By city staff's estimates, the entire package would cost about $110 million. Such a measure could add between $70 and $80 per $100,000 of assessed property value to homeowners' tax bills, said Joe Saccio, the city's deputy director of administrative services.

Two other big-ticket items will likely have to wait until 2003.

Harrison said a measure for storm-drain improvements could go to voters next spring, but only after a blue-ribbon task force sorts through different project options.

The task force, which the city is in the process of forming, will look at a range of questions, such as whether to include a sunset provision and an oversight committee, as well as what projects to tackle.

While specifics of price and scope have yet to be worked out, Harrison said the package would be larger than the one presented to voters in 2000.

"If the voters approve the improvements, whatever they are, it would keep us busy for a while," she said.

She added that the new storm drain measure would be decided through a property owners' election, rather than by all the voters in Palo Alto.

Harrison also thinks the vote on storm drains might coincide with another initiative to fund renovations to the police building, which the city estimates at $35 million.
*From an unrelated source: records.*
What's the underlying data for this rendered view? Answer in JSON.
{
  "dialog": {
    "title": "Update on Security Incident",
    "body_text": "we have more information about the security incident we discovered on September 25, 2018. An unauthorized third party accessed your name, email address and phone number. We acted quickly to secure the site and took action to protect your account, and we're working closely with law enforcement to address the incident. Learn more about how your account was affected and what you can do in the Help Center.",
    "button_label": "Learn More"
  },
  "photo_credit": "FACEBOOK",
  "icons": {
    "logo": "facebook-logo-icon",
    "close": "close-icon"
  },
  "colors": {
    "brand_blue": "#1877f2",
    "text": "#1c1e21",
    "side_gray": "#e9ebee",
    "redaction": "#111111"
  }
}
The funding mechanism, which would go before voters in 2003, would probably consist of a new business license tax and an increase the transit occupancy tax.

The outcome of the November bond could be significant to the police building initiative, Harrison said. Since the cost of the community facilities renovations would fall to residents, approval could help answer merchants' fears that businesses shoulder a disproportionate share of the tax burden for the infrastructure.

"Since (transit occupancy and business license taxes) are two taxes that hit the business community ...we could go to them and say, 'Residents are paying for these facilities too,'" if the bond passes, Harrison said.

Carolyn Tucher, the president of the Palo Alto Art Center Foundation board, finds the city's work on the November bond encouraging. She is asking for $5 million toward renovating the art center, to be included in the $110 million bond. The foundation plans to raise another $5 million through private donations.

"We've tried to do our part by cutting our plans back so they won't require a lot of money," Tucher said.

She added that her proposal has received a "very open and generous" reception from Libraries Plus, the citizens' bond campaign committee established by former mayors Gary Fazzino and Lanie Wheeler.

If the November initiative passes, it will be the first general obligation bond floated in Palo Alto in about 20 years, Saccio said.